The immigration minister has given more than 7000 asylum seekers with outstanding applications a non-negotiable cut-off date of October 1 to "lodge it or leave."
However, immigration department boss Michael Pezzullo says 6000 applications were submitted in the past six months, and at that rate, all outstanding lodgements - bar some possible exceptions - will be in by October.
Greens senator Nick McKim pressed Mr Pezzullo at a Senate hearing in Canberra about the point of the deadline if this was his department's view.
"Just to make sure that we keep the run-rate going," Mr Pezzullo said on Tuesday.
Senator McKim then turned his attention to cabinet minister Michaelia Cash, who said the policy objective was crystal clear.
"You are part of the (asylum seeker) legacy caseload, if you wish to apply for protection, you now have a date in which you must do that, and if you do not do that, there will be consequences," she said.
"This is far less a dog whistle than it is a fog horn," Senator McKim fired back.
Mr Pezzullo said following Mr Dutton's announcement, his department would consider how to "aggressively pursue a departure strategy" for those who do not comply.
It has also emerged the department is taking the best part of a year to process asylum claims and the wait time is only getting worse.
The average time taken is between 261 and 312 days, which is up from between 247 and 308 days in February, the hearing was told.
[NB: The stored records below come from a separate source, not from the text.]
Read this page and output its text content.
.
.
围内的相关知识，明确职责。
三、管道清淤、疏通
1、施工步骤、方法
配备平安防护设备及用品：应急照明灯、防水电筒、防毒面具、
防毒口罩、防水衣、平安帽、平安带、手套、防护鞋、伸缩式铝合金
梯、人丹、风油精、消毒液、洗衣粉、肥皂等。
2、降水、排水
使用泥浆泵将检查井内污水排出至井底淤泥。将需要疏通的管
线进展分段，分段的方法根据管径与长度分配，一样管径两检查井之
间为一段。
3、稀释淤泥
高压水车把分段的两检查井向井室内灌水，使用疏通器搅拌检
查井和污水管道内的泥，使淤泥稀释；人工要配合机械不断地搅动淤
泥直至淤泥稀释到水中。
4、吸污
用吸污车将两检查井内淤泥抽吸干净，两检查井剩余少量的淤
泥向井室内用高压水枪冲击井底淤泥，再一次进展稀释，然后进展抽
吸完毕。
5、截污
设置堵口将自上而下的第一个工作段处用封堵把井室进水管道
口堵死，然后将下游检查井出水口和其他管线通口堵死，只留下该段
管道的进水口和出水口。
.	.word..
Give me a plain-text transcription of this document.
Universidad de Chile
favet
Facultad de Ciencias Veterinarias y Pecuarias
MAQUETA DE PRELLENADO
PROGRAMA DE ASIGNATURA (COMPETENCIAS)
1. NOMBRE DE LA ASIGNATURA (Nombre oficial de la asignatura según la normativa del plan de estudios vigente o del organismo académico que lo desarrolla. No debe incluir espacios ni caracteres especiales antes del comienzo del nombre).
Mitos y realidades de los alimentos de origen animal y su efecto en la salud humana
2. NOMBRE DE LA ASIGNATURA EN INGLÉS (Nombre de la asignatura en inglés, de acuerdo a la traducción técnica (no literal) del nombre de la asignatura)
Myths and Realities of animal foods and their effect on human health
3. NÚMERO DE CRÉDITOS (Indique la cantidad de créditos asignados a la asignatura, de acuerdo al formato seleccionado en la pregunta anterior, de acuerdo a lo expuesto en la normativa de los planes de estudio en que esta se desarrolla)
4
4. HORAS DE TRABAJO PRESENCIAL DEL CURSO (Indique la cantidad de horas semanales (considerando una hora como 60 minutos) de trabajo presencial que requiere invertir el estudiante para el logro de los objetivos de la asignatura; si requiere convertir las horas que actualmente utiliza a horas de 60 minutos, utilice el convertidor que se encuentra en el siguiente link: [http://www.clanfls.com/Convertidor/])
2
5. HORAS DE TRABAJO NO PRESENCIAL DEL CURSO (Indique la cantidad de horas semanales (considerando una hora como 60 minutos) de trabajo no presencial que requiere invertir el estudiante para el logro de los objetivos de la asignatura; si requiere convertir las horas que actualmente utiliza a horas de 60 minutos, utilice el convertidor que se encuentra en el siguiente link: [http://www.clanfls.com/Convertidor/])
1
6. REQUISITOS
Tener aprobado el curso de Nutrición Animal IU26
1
Senator McKim again quizzed immigration officials about why they were imposing the "unreasonably tight" deadline when processing times were growing.
Mr Pezzullo said the government was concerned some of the cohort had been living in the community for several years without a deep analysis of their backgrounds.
"We want to start engaging from an identity, biometrics, national security and other points of view with all the applicants as soon as possible," Mr Pezzullo said.
"We can start working on their identity and on their reasons for their coming to Australia, in some cases, over five years ago."
The so-called "legacy caseload" refers to roughly 30,500 asylum seekers who arrived by sea between late 2012 and early 2014, roughly 23,000 of whom have already formally applied for protection.
At the end of April, there were 7853 people who had not yet applied, which dropped to 7194 by May 14.
The department is aware of media reports legal service providers have waiting lists 3000 to 4000 places deep to help with such applications and fear they cannot clear this backlog by October.
But Mr Pezzullo is confident the lodgement strike rate is on track.